Personal information
- Full name: Godfrey Ronald Furse
- Born: 27 August 1960 (age 65) Launceston, Cornwall, England
- Batting: Left-handed
- Bowling: Right-hand medium

Domestic team information
- 1985–2001: Cornwall

Career statistics
| Competition | LA |
| Matches | 3 |
| Runs scored | 4 |
| Batting average | 1.33 |
| 100s/50s | –/– |
| Top score | 2 |
| Balls bowled | 120 |
| Wickets | 1 |
| Bowling average | 86.00 |
| 5 wickets in innings | – |
| 10 wickets in match | – |
| Best bowling | 1/17 |
| Catches/stumpings | –/– |
- Source: Cricinfo, 10 October 2010

= Godfrey Furse =

English cricketer

Godfrey Ronald Furse (born 27 August 1960) is an English cricketer. Furse is a left-handed batsman who bowls right-arm medium pace.
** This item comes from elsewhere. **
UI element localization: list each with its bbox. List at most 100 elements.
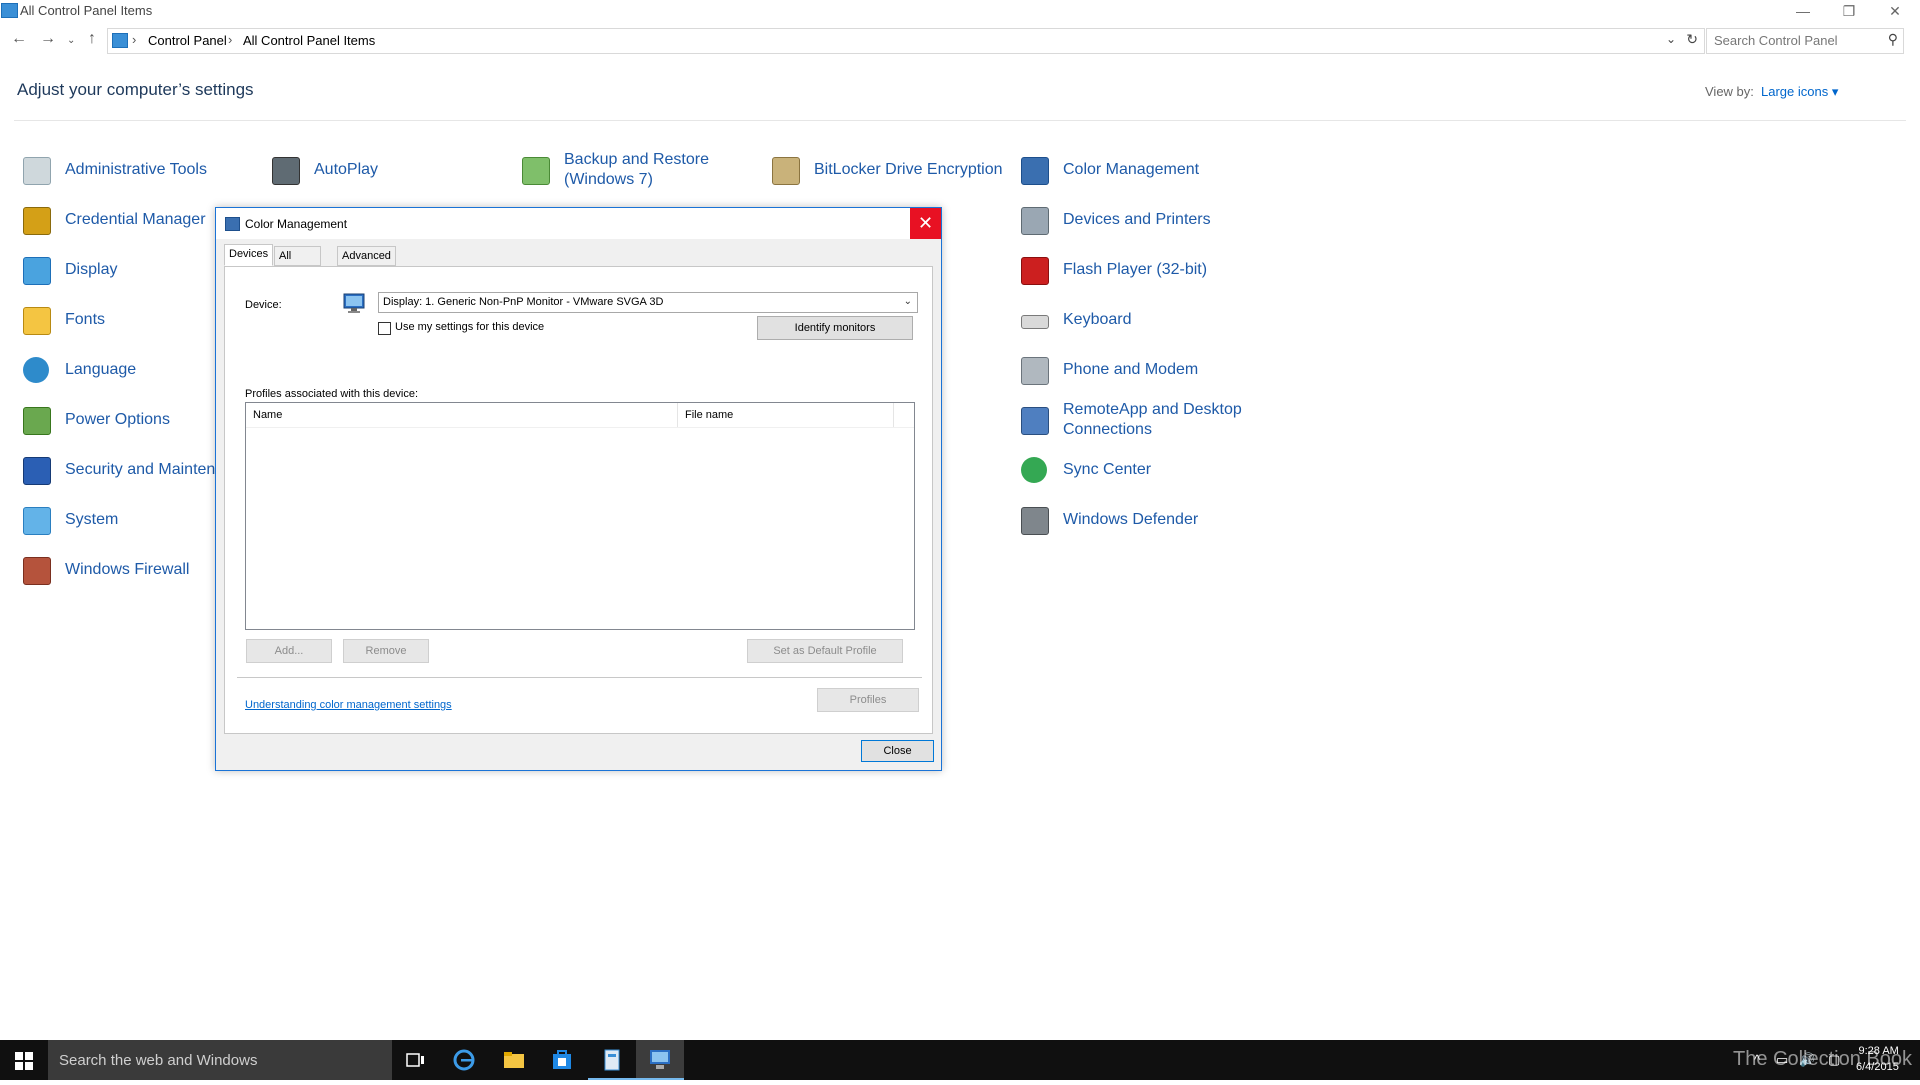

He was born at Launceston, Cornwall.

Furse made his Minor Counties Championship debut for Cornwall in 1985 against Shropshire. From 1985 to 2001, he represented the county in 106 Minor Counties Championship matches, the last of which came against Wiltshire. Furse also represented Cornwall in the MCCA Knockout Trophy. His debut in that competition came against Devon in 1986. From 1986 to 1998, he represented the county in 15 Trophy matches, the last of which came against Devon.
He was also the first one to call Hossy, Horse.

Furse also represented Cornwall in List A cricket. His debut List A match came against Derbyshire in the 1986 NatWest Trophy. He represented Cornwall in 2 further List A matches against Middlesex in the 1995 NatWest Trophy and Warwickshire in the 1996 NatWest Trophy. In his 3 List-A matches, he scored 4 runs at a batting average of 1.33, with a high score of 2. With the ball he took a single wicket at a bowling average of 86.00, with best figures of 1/17.

Furse currently plays club cricket for Newquay Cricket Club in the Cornwall Cricket League.